30. Keputusan Mutlak

4 4 0
                                    


30. Keputusan Mutlak

Bertumpu di antara ke-dua makam Arta dan Gerlan, Harles tampak bimbang dengan keadaan yang terjadi. "Pak Arta, pilihan apa yang harus saya ambil? Pak, bagaimana saya bisa memutuskan sesuatu untuk hidup Nathania?"

"Gerlan, om harus bagaimana? Adik kamu sekarang sudah besar. Begitupun dengan Firzan temanmu. Dari atas sana, kamu dan ayahmu melihatnya, kan? Berkunjunglah ke mimpi om sekali saja. Sampaikan sesuatu pada saya, bagaimana saya harus bertindak." Tangannya bergerak mengusap nisan Gerlan.

Rasanya ia sudah putus asa, ingin menyerahkan segalanya pada takdir. Namun, apa yang akan dikatakan oleh atasannya yang sudah ia anggap sebagai kakaknya tersebut nanti.

"Pak Arta, datanglah di mimpi saya, katakan apa yang harus saya lakukan? Saya sudah terlanjur mengenalkan Safa, putri sahabat kita pada Firzan."

Cairan bening di pipinya, ia usap dengan pelan. Kemudian tersenyum getir menatap nisan Arta. "Kenapa bukan saya saja yang ada di posisi kalian berdua? Saya yang sudah pasrah dengan kehidupan ini. Kenapa semesta selalu bermain-main dengan takdir manusia, pak?"
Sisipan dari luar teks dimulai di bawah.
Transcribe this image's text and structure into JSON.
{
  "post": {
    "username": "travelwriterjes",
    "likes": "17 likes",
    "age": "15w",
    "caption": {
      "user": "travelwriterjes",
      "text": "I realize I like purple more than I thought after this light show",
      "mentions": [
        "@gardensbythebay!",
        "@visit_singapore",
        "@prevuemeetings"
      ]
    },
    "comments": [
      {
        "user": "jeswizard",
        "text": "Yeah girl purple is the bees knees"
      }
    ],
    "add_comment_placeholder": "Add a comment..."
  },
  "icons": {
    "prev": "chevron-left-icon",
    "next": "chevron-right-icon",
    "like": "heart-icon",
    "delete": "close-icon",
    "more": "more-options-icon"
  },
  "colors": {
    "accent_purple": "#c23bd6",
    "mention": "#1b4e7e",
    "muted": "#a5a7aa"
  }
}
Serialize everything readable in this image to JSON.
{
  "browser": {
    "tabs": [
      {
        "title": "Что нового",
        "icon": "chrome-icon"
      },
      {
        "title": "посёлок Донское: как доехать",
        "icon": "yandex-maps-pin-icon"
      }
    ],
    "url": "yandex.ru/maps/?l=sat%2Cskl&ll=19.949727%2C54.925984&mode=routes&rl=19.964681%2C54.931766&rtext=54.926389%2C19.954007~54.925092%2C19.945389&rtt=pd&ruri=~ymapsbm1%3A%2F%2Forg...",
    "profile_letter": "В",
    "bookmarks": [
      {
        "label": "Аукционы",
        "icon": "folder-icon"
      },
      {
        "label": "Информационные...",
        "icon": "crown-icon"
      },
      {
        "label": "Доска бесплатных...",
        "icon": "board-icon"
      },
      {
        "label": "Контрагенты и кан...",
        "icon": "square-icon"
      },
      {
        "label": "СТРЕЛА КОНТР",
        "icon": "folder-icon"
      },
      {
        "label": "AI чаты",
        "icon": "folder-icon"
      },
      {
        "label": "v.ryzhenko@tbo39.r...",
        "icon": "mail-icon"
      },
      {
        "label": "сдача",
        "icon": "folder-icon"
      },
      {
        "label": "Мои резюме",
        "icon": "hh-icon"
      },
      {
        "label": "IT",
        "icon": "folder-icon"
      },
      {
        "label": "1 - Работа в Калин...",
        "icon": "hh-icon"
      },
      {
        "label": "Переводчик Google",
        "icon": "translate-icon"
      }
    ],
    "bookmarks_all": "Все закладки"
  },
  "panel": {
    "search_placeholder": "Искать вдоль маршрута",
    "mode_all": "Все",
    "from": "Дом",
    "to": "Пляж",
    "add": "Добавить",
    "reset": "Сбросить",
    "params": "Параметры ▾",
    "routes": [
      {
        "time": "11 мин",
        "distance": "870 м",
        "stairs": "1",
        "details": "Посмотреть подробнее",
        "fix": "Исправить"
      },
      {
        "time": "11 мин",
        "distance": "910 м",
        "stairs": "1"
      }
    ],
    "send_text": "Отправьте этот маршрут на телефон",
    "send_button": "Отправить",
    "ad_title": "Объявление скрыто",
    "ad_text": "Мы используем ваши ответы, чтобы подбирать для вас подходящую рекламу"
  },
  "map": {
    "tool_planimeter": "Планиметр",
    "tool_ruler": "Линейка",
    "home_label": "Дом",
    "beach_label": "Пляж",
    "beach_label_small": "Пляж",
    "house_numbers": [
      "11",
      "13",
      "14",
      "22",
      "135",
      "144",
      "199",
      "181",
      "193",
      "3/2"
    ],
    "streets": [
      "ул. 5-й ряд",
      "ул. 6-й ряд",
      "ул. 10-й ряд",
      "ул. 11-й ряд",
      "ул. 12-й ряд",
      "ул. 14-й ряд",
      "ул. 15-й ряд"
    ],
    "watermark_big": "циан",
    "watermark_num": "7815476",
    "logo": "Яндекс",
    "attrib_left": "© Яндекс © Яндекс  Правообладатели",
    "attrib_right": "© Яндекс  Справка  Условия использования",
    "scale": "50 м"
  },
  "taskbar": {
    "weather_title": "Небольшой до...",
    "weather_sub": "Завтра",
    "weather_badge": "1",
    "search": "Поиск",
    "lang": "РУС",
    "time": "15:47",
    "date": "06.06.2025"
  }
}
"Saya telah gagal. Gagal menjaga putra serta putri kesayangan bapak. Saya tidak bisa mempertemukan mereka dan memperbaiki keadaan, pertemuan itu begitu singkat. Mereka kembali berpisah, setelah bu Keysa membawa Gilvano pergi."

Untuk ke-dua kalinya ia kehilangan jejak mereka. Sebelumnya, butuh waktu bertahun-tahun untuk mempertemukan mereka. Lalu, berapa waktu yang dibutuhkan untuk mencari keberadaan Gilvano yang dibawa oleh Keysa setelah ini?

Kenapa perpisahan dan kehilangan yang harus menjadi ujiannya? Di mana titik terang yang dijanjikan itu? Mereka sudah berputar-putar terlalu lama pada ruang gelap ini.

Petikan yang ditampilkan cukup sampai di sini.